[On Sundays, this blog looks beyond work and career in “Sabbath.”]
Craft Beer and Choices
In today’s Chicago Sun-Times, brewer Ben Minkoff is profiled in the “Grid” section. Minkoff, at the tender age of 25, is leading the effort to change the identity of Berghoff beer. His family owns the brand and is updating the way its beer is being brewed and marketed to fit the craft craze that many beer drinkers, including me, enjoy and support with our dollars.
Craft beers reflect a larger trend in American culture and taste. Consumers are willing to pay more for locally produced and artisan products. In turn, they reject the cheaper offerings of mega-corporations that often cut corners on ingredients to save themselves and shoppers a few nickels. I buy craft beer and locally roasted coffee because I like the taste. I also appreciate that the people selling these products live near me. Some of them support the same local schools and other causes that I do, which makes me happy to dig a little deeper to pay for their beer, coffee, bread, pork, and eggs.
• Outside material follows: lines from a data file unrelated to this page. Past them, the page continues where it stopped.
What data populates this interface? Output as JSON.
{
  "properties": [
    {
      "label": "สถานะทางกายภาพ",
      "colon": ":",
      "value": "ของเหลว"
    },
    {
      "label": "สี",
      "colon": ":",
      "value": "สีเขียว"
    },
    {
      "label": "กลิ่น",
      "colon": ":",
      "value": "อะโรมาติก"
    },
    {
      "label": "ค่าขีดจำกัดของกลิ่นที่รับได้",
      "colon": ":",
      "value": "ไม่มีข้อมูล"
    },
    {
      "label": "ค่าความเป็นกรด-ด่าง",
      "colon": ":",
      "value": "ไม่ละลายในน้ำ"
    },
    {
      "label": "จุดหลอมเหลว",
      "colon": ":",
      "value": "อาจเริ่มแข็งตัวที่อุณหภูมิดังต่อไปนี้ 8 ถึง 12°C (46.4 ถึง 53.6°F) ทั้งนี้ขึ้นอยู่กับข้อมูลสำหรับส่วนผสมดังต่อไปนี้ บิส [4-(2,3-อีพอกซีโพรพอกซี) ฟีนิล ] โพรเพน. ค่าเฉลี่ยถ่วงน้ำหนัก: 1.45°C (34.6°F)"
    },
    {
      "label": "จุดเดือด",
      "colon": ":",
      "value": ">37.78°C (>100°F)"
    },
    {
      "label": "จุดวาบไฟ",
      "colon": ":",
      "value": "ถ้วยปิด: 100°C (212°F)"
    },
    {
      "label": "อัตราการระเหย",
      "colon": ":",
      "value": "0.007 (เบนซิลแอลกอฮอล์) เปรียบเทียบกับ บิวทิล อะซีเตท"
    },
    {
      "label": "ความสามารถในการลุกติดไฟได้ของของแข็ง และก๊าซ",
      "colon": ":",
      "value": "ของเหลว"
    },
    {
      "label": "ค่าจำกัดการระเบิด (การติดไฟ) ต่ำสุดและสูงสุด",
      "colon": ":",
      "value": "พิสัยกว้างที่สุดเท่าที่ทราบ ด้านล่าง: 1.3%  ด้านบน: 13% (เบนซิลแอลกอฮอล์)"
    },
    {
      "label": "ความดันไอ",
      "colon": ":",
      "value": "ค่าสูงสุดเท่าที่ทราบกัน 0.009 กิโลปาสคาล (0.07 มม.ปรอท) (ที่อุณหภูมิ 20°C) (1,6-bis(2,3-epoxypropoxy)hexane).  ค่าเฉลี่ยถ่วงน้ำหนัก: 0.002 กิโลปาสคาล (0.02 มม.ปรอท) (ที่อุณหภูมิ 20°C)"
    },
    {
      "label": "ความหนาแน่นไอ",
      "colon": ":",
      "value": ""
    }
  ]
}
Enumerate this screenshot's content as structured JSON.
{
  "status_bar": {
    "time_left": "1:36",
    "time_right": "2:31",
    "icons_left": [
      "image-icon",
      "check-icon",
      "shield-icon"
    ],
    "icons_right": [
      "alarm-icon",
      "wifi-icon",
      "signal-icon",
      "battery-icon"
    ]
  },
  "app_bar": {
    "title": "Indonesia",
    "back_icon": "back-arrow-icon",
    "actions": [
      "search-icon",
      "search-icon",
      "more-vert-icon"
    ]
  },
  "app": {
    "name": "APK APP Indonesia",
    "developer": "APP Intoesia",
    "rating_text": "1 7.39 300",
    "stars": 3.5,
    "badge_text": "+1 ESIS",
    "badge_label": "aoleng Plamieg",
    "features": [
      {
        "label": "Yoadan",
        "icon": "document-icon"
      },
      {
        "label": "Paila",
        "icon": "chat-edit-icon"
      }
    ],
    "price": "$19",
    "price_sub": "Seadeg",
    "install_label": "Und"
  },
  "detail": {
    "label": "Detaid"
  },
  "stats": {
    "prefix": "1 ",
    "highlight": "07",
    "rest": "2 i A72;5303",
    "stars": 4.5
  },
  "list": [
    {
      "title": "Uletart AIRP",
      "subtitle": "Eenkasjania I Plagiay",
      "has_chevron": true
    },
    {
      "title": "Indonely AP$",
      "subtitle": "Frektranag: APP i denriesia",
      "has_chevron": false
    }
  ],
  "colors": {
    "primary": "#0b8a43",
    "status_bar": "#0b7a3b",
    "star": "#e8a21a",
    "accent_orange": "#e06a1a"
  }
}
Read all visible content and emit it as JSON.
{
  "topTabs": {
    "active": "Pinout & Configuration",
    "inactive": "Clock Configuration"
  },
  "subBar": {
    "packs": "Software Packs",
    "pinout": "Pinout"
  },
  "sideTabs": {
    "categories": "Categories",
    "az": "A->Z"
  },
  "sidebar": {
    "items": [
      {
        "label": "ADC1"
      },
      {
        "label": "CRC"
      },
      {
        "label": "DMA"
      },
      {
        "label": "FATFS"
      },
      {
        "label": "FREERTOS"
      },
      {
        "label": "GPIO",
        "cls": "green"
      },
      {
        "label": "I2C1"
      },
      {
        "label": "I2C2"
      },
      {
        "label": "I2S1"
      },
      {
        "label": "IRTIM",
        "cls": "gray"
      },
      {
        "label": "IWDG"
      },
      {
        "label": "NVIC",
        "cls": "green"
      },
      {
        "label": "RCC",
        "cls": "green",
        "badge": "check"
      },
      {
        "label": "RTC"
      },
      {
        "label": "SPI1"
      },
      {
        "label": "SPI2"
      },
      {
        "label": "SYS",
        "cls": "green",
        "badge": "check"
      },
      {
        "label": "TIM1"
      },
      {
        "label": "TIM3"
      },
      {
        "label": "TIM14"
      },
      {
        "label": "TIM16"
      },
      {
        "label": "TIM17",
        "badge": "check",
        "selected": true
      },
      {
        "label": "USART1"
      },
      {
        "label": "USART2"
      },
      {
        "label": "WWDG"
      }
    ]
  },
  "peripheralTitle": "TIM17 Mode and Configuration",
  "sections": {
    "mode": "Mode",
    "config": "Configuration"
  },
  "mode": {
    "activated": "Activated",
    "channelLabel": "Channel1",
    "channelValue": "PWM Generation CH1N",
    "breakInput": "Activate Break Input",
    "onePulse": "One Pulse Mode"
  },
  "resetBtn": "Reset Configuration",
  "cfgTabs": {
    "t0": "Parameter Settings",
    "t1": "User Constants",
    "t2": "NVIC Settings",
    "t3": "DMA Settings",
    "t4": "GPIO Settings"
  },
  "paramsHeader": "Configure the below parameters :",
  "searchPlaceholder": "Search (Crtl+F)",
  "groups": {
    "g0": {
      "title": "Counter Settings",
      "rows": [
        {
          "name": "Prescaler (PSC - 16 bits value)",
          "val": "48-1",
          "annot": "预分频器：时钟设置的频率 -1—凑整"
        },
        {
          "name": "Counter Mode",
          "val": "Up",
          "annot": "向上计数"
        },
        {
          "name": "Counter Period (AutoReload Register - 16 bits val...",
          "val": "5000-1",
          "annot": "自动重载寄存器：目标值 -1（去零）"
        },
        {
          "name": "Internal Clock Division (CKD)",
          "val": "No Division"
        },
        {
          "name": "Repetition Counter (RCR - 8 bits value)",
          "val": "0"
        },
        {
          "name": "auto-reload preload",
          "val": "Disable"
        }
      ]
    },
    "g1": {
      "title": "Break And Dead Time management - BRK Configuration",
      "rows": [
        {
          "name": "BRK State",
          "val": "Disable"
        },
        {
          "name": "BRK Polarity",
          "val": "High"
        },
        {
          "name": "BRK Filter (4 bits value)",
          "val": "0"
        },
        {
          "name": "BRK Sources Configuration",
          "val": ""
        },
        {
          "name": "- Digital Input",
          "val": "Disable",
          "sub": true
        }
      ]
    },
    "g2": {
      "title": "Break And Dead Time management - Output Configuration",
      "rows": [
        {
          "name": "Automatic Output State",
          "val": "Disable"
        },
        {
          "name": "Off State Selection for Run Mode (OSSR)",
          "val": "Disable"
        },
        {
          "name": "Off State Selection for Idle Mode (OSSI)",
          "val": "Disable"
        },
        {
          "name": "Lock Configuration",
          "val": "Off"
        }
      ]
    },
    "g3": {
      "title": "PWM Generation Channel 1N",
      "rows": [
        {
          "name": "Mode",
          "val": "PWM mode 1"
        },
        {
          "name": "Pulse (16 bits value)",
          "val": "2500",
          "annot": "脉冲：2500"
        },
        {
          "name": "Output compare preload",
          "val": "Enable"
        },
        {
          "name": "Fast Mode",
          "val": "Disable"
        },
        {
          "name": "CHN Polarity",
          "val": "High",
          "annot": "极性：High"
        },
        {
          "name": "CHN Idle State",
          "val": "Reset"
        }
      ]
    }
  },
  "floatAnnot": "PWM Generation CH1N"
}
Farmers Markets are part of this trend. Where the grocery store offers consistent, unblemished fruits and vegetables. Goods at a farmer’s market will often be of different sizes and shapes. Sometimes, they will even have a little black or brown on a peach or apple. So what? That’s how people ate before agri-business developed factory farming. I’d rather cut a bad spot out of a tomato and enjoy its taste rather than eat a perfect red globe with no flavor. People roam and choose their products at a farmers market. We are able to meet the growers and ask them questions about how food comes to our tables.
The craft-local movement has educated consumers that real choice means more than the best price. Brand loyalty is now a matter of knowing who makes your food and drink. Rather than a flashy logo and advertising campaign, we look to personal relations and local connections.
Will craft beer ever put Budweiser and Miller out of business? I don’t think so. Will my friend Crystal Nells of C.D. Farms shut down Smithfield, one of the world’s leading pork producers? Never. That would defeat the purpose. Small and local needs to stay small and local. Some people, out of choice or necessity, will buy the cheaper mass market products. Some of us are able and interested in an alternative market, one where the maker cares as much about his or her product as about profit. It’s good to have these kind of choices.